MFN2-associated lipomatosis: Clinical spectrum and impact on adipose tissue

2018 
Background Multiple symmetric lipomatosis (MSL) is characterized by upper-body lipomatous masses frequently associated with metabolic and neurological signs. MFN2 pathogenic variants were recently implicated in a very rare autosomal recessive form of MSL. MFN2 encodes mitofusin-2, a mitochondrial fusion protein previously involved in Charcot-Marie-Tooth neuropathy. Objective To investigate the clinical, metabolic, tissular, and molecular characteristics of MFN2 -associated MSL. Methods We sequenced MFN2 in 66 patients referred for altered fat distribution with one or several lipomas or lipoma-like regions and performed clinical and metabolic investigations in patients with positive genetic testing. Lipomatous tissues were studied in 3 patients. Results Six patients from 5 families carried a homozygous p.Arg707Trp pathogenic variant, representing the largest reported series of MFN2 -associated MSL. Patients presented both lipomatous masses and a lipodystrophic syndrome (lipoatrophy, low leptinemia and adiponectinemia, hypertriglyceridemia, insulin resistance and/or diabetes). Charcot-Marie-Tooth neuropathy was of highly variable clinical severity. Lipomatous tissue mainly contained hyperplastic unilocular adipocytes, with few multilocular cells. It displayed numerous mitochondrial alterations (increased number and size, structural defects). As compared to control subcutaneous fat, mRNA and protein expression of leptin and adiponectin was strikingly decreased, whereas the CITED1 and fibroblast growth factor 21 (FGF21) thermogenic markers were strongly overexpressed.

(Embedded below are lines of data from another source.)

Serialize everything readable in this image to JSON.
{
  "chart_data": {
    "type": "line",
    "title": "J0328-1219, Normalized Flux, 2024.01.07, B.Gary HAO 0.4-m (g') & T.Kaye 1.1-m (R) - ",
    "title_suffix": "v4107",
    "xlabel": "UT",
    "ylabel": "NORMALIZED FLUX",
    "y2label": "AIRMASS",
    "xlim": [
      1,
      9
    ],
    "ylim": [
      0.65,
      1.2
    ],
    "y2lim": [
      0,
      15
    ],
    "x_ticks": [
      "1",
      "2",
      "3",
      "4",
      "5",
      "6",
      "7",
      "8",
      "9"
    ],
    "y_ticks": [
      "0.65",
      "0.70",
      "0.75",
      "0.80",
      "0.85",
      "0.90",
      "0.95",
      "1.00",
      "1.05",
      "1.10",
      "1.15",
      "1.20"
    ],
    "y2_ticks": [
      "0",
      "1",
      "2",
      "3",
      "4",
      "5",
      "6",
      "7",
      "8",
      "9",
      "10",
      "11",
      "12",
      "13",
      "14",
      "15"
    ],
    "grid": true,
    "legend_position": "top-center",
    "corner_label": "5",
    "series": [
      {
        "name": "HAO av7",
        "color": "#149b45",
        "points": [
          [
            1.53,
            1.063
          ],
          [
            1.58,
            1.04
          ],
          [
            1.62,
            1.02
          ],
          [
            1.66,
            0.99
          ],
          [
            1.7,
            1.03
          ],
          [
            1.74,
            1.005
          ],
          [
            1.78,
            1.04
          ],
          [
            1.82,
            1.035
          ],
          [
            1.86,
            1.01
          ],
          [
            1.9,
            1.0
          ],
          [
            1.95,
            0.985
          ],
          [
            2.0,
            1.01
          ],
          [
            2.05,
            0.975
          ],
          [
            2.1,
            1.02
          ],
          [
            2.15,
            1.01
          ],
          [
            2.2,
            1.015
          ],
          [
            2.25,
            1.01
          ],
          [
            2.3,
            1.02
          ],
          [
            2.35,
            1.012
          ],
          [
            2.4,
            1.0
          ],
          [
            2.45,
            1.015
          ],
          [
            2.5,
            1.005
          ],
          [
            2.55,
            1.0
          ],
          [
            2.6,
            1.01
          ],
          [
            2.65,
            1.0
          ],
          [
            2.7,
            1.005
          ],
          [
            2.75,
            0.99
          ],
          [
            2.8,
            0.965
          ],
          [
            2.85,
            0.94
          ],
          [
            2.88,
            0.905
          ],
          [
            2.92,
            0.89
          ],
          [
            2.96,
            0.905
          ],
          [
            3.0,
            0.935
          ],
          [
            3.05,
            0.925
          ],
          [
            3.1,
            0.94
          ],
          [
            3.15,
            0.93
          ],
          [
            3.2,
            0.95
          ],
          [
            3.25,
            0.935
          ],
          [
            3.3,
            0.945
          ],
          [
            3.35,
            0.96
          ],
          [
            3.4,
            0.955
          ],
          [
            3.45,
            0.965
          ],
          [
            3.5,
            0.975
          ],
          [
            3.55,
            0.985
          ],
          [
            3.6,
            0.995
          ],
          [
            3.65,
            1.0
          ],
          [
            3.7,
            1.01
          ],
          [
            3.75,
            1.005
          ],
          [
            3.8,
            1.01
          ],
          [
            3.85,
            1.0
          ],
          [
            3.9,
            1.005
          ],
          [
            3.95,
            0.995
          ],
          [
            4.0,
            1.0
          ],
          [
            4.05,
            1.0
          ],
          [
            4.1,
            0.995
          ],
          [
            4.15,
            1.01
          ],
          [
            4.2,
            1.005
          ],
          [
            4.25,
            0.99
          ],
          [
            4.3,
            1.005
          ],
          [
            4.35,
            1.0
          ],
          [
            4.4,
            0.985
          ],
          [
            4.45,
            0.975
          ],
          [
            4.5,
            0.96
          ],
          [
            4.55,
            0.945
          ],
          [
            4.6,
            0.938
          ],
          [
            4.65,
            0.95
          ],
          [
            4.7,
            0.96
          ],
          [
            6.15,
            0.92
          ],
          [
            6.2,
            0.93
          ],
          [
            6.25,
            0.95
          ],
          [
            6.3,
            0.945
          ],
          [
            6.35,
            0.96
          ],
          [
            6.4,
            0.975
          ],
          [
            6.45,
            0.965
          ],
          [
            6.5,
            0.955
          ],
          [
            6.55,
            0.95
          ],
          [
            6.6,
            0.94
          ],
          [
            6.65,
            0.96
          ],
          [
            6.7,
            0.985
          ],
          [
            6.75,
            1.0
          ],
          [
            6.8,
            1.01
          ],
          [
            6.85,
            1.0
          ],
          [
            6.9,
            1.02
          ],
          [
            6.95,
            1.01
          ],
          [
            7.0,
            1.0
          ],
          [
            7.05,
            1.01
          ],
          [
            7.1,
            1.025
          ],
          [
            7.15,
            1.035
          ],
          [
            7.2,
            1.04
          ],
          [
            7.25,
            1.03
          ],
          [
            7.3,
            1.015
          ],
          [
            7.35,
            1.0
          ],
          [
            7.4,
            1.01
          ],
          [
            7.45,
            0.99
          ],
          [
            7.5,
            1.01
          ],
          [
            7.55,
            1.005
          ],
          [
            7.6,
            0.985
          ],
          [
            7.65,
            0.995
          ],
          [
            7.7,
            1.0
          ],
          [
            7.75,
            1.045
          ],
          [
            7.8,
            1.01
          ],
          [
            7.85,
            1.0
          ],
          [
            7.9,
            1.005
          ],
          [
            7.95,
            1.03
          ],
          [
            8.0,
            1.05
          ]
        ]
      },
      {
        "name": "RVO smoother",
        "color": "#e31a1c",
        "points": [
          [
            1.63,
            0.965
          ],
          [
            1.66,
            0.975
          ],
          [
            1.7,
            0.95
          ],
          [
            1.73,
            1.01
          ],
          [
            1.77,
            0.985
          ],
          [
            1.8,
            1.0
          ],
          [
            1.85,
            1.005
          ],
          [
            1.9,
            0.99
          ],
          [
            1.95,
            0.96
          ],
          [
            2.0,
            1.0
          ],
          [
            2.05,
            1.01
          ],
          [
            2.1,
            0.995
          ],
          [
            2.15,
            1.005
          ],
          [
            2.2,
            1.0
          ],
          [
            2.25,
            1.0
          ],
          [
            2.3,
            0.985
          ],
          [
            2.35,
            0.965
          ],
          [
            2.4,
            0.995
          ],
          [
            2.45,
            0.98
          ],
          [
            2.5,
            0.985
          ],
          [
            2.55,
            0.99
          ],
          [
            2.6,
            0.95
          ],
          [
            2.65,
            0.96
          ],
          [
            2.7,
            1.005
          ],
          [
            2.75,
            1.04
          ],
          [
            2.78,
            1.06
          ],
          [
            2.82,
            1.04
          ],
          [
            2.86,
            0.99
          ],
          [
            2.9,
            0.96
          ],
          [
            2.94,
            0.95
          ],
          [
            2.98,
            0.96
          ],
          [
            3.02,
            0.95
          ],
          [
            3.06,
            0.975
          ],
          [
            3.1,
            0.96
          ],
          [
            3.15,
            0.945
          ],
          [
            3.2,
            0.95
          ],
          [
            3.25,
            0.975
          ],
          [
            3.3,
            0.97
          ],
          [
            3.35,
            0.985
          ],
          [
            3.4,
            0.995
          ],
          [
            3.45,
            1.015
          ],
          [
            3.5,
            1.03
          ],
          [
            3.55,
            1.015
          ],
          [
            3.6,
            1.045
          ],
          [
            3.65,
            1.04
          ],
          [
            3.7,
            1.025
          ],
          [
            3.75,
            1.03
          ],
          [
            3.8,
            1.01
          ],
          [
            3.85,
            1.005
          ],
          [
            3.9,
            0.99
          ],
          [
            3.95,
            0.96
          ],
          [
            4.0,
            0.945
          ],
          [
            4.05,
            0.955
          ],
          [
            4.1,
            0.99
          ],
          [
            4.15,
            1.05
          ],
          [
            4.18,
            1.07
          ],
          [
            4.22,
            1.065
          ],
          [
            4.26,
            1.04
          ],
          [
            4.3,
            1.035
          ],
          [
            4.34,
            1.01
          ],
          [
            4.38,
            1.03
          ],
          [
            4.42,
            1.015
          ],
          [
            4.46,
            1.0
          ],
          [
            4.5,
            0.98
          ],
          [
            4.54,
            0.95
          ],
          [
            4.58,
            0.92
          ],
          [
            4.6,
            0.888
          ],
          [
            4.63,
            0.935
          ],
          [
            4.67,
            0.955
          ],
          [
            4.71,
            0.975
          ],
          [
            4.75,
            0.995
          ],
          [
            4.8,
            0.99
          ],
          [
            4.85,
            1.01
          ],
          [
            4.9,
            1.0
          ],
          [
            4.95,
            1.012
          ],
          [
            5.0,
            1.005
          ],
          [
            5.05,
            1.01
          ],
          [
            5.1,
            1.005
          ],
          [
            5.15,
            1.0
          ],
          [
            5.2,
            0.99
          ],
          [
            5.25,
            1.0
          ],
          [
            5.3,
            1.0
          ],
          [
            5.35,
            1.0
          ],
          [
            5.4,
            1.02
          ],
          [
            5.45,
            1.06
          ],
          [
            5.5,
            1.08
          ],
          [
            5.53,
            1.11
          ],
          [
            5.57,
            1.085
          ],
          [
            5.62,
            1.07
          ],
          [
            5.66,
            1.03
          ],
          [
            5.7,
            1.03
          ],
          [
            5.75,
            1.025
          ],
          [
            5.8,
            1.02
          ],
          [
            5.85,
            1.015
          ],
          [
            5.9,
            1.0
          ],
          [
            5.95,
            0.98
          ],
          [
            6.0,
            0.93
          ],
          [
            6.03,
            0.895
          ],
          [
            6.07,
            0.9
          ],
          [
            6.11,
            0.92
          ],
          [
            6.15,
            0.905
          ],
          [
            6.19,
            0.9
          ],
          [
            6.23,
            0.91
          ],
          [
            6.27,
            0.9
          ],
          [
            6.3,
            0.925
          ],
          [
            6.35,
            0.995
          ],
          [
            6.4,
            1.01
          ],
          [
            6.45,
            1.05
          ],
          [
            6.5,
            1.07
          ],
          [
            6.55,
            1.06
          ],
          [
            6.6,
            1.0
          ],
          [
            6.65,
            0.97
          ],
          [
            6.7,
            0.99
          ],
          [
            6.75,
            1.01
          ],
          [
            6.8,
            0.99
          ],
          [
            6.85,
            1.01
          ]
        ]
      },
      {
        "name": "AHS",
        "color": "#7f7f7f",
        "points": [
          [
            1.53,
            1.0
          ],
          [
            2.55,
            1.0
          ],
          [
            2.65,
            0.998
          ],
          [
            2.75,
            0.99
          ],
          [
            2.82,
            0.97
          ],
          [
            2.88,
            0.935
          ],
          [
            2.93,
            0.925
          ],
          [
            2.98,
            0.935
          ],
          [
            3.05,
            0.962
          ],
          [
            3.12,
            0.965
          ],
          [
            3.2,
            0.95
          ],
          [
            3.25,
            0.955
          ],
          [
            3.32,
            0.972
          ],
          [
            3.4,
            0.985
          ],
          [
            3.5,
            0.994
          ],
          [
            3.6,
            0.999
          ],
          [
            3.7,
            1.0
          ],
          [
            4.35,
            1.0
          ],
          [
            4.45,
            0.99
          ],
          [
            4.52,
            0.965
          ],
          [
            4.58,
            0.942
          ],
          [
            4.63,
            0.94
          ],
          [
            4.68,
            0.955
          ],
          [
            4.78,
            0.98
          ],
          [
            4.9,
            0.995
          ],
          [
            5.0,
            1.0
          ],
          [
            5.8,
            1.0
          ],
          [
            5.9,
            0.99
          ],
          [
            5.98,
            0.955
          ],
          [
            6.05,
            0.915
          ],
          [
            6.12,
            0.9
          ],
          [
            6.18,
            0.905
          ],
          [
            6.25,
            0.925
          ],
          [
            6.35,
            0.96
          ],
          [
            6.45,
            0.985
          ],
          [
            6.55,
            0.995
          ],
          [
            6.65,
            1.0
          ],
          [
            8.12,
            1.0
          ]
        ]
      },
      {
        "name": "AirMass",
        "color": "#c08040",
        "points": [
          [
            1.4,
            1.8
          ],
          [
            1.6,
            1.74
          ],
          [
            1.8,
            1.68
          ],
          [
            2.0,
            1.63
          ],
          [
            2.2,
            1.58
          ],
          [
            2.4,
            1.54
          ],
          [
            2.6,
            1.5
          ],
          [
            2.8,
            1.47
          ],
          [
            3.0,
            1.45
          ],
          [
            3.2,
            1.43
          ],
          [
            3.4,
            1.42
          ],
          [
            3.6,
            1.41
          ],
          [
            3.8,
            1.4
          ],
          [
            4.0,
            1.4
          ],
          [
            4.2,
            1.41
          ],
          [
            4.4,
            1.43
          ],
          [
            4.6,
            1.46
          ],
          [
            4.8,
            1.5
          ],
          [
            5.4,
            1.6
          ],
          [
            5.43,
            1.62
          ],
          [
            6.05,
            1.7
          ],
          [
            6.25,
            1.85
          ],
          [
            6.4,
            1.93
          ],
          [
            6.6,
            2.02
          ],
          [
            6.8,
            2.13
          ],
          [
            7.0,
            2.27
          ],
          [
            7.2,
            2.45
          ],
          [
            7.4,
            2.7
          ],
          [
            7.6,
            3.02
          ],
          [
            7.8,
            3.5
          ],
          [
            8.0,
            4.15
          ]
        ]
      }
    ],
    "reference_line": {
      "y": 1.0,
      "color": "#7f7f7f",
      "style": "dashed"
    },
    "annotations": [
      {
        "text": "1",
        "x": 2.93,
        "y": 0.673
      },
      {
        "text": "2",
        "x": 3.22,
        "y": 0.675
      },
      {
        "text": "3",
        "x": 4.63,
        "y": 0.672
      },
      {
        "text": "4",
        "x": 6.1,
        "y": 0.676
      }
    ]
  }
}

Consistently, serum FGF21 was markedly increased, and 18 F-FDG-PET-scan revealed increased fat metabolic activity. Conclusion MFN2 -related MSL is a novel mitochondrial lipodystrophic syndrome involving both lipomatous masses and lipoatrophy. Its complex neurological and metabolic phenotype justifies careful clinical evaluation and multidisciplinary care. Low leptinemia and adiponectinemia, high serum FGF21, and increased 18 F-FDG body fat uptake may be disease markers.